Es erscheint mir daher umso wichtiger, Forschung verständlich und transparent zu kommunizieren - mitsamt ihren Prozessen, Unsicherheiten und auch ihrem Scheitern. Genau darin liegt die Kraft der Wissenschaftskommunikation: Sie stärkt Vertrauen in Bildung und Wissenschaft, verteidigt wissenschaftliche Standards, entzieht demokratiefeindlichen Kräften den Nährboden und macht unsere Demokratie widerstandsfähiger. 

Wie es anders gehen kann, zeigen unter anderem Ferdinand Stebner und Christian Spannagel. Ich selbst versuche dem hier beschriebenen Anspruch mit meinem Kanal gerecht zu werden.
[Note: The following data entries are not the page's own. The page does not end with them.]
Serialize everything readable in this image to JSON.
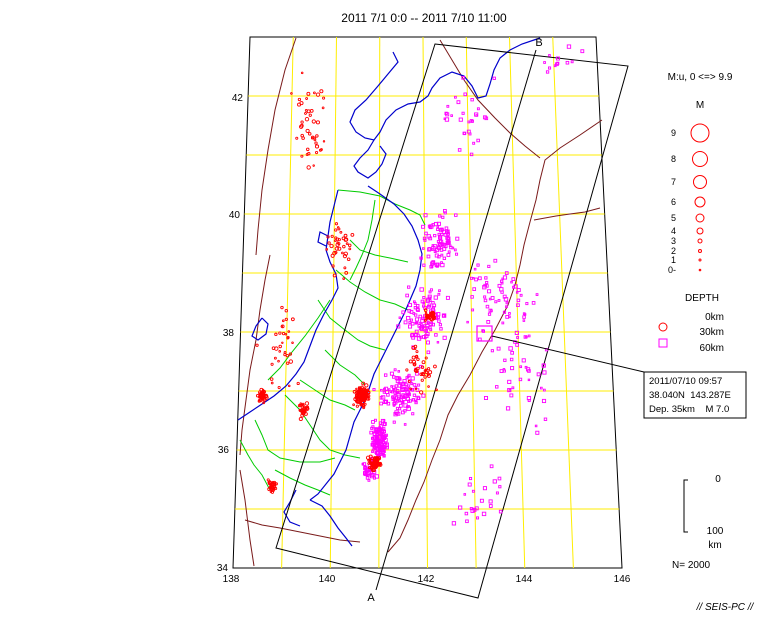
{
  "title": "2011 7/1 0:0 -- 2011 7/10 11:00",
  "axes": {
    "lon_ticks": [
      "138",
      "140",
      "142",
      "144",
      "146"
    ],
    "lat_ticks": [
      "34",
      "36",
      "38",
      "40",
      "42"
    ],
    "lon_range": [
      138,
      146
    ],
    "lat_range": [
      34,
      43
    ]
  },
  "section_labels": {
    "start": "A",
    "end": "B"
  },
  "magnitude_legend": {
    "header": "M:u, 0 <=> 9.9",
    "title": "M",
    "items": [
      "9",
      "8",
      "7",
      "6",
      "5",
      "4",
      "3",
      "2",
      "1",
      "0-"
    ],
    "values": [
      9,
      8,
      7,
      6,
      5,
      4,
      3,
      2,
      1,
      0
    ]
  },
  "depth_legend": {
    "title": "DEPTH",
    "items": [
      "0km",
      "30km",
      "60km"
    ],
    "colors": [
      "#ff0000",
      "#ff0000",
      "#ff00ff"
    ]
  },
  "callout": {
    "datetime": "2011/07/10 09:57",
    "location": "38.040N  143.287E",
    "depth_mag": "Dep. 35km    M 7.0",
    "lat": 38.04,
    "lon": 143.287,
    "depth_km": 35,
    "magnitude": 7.0
  },
  "scale_bar": {
    "top": "0",
    "bottom": "100",
    "unit": "km"
  },
  "count": "N= 2000",
  "watermark": "// SEIS-PC //",
  "colors": {
    "grid": "#ffee00",
    "coast": "#0000cc",
    "prefecture": "#00cc00",
    "plate": "#7a1a1a",
    "shallow": "#ff0000",
    "deep": "#ff00ff"
  }
}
Doch ich will nicht darüber hinwegtäuschen, dass wissenschaftskommunikatives Engagement Zeit und Ressourcen kostet. Geld, das angesichts aktueller Sparmaßnahmen noch weniger vorhanden ist – sodass die Social-Media-Abteilung einer großen Universität mitunter von nur einer Person gestemmt wird. Zeit, die vor allem die befristeten Beschäftigten unterhalb der Professur kaum haben. Umso wichtiger ist es, jene, die sich zusätzlich und außerhalb ihrer eigentlichen Arbeitszeit engagieren, nicht zu belächeln, sondern aktiv zu unterstützen.   

Am Ende bleibt die Frage: Trauen wir uns, Wissenschaftskommunikation ernst zu nehmen? Dazu gehört auch, dass Professor:innen anerkennen, dass sie in mindestens einem Punkt nicht alles wissen und nicht alles können und auf die Expertise von jüngeren Wissenschaftler:innen angewiesen sind – denn die scheinen, so mein Eindruck, Wissenschaftskommunikation ziemlich gut zu können. Dazu gehört, Wissenschaftskommunikation als Arbeitsergebnis auszuweisen und in Bewerbungsverfahren zu berücksichtigen. Und dazu gehört eine Diskussion darüber, wie die Wirksamkeit von Wissenschaftskommunikation bewertet werden kann.  

Seit Juni 2025 gibt es das neue Leibniz-Forschungsnetzwerk „Evidenzbasierte Wissenschaftskommunikation”. Vielleicht wird jetzt alles anders. Weniger boomig, weniger Chefpresso, mehr Dialog. Wenn ich mir die Projektlaufzeit von drei Jahren ansehe, habe ich jedoch so meine Zweifel. Aber: Ich liebe Überraschungen. Vor allem, wenn es gute sind.